TRK fusion cancer is rare overall, affecting no more than a few thousand patients across Europe annually. It affects both children and adults and occurs in varying frequencies across various tumor types. TRK fusion cancer occurs when an NTRK gene fuses with another unrelated gene, producing an altered TRK protein. The altered protein, or TRK fusion protein, becomes constitutively active or overexpressed, triggering a signaling cascade. These TRK fusion proteins act as oncogenic drivers that fuel the spread and growth of the patients’ cancer, regardless of where it originates in the body.
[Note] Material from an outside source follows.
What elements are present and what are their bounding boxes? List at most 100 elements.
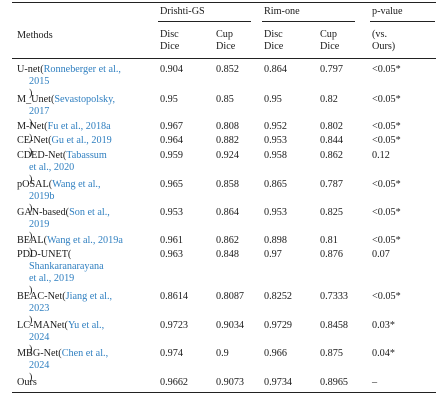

Larotrectinib, an oral, highly selective TRK inhibitor, was investigated in clinical trials across 29 different histologies of solid tumors including lung, thyroid, melanoma, gastrointestinal stromal tumors, colon, soft tissue sarcomas, salivary gland and infantile fibrosarcoma. The compound has shown efficacy in primary CNS tumors as well as patients with brain metastases, across age or tumor histology.
“The approval of Vitrakvi® in the EU, a first-of-its-kind treatment exclusively designed for adults and children with TRK fusion cancer, represents a meaningful advancement in the fight against cancer, as it treats the oncogenic driver that causes tumor spread and growth, rather than where the tumor originates in the body,”
said Robert LaCaze, Member of the Executive Committee of Bayer’s Pharmaceuticals Division and Head of the Oncology Strategic Business Unit.
“Cancer care is currently undergoing a paradigm shift and as this new era of precision oncology treatment unfolds, we are continuing our effort of delivering innovative medicines such as Vitrakvi, which can provide value to patients and their treating physicians around the world.”
“As researchers learn more about tumor genomics, precision oncology treatments that directly address the genomic abnormality driving tumor growth become increasingly relevant for patients. We now have the tools to move beyond a one-size-fits all treatment approach,”
said Marcia K. Horn, President and CEO of ICAN, the International Cancer Advocacy Network.
“We welcome the approval of Vitrakvi for patients with TRK fusion cancer in the EU, which also underscores the importance of implementing consistent, widespread high quality molecular testing into the clinical practice to identify more patients through genomic insights and ultimately benefit their care.”
Only specific tests can identify NTRK gene fusions or TRK fusion proteins, these include next generation sequencing (NGS), flourescense in situ hybridization (FISH), reverse transcription polymerase chain reaction (RT-PCR) and Immunohistochemistry (IHC). IHC is a useful screening tool. However, IHC detects both the expression of the wildtype TRK protein as well as the TRK fusion protein; therefore, positive results need to be confirmed by more specific tests such as next-generation sequencing. Patients eligible for treatment with Vitrakvi should be selected based on the presence of an NTRK gene fusion in their tumor.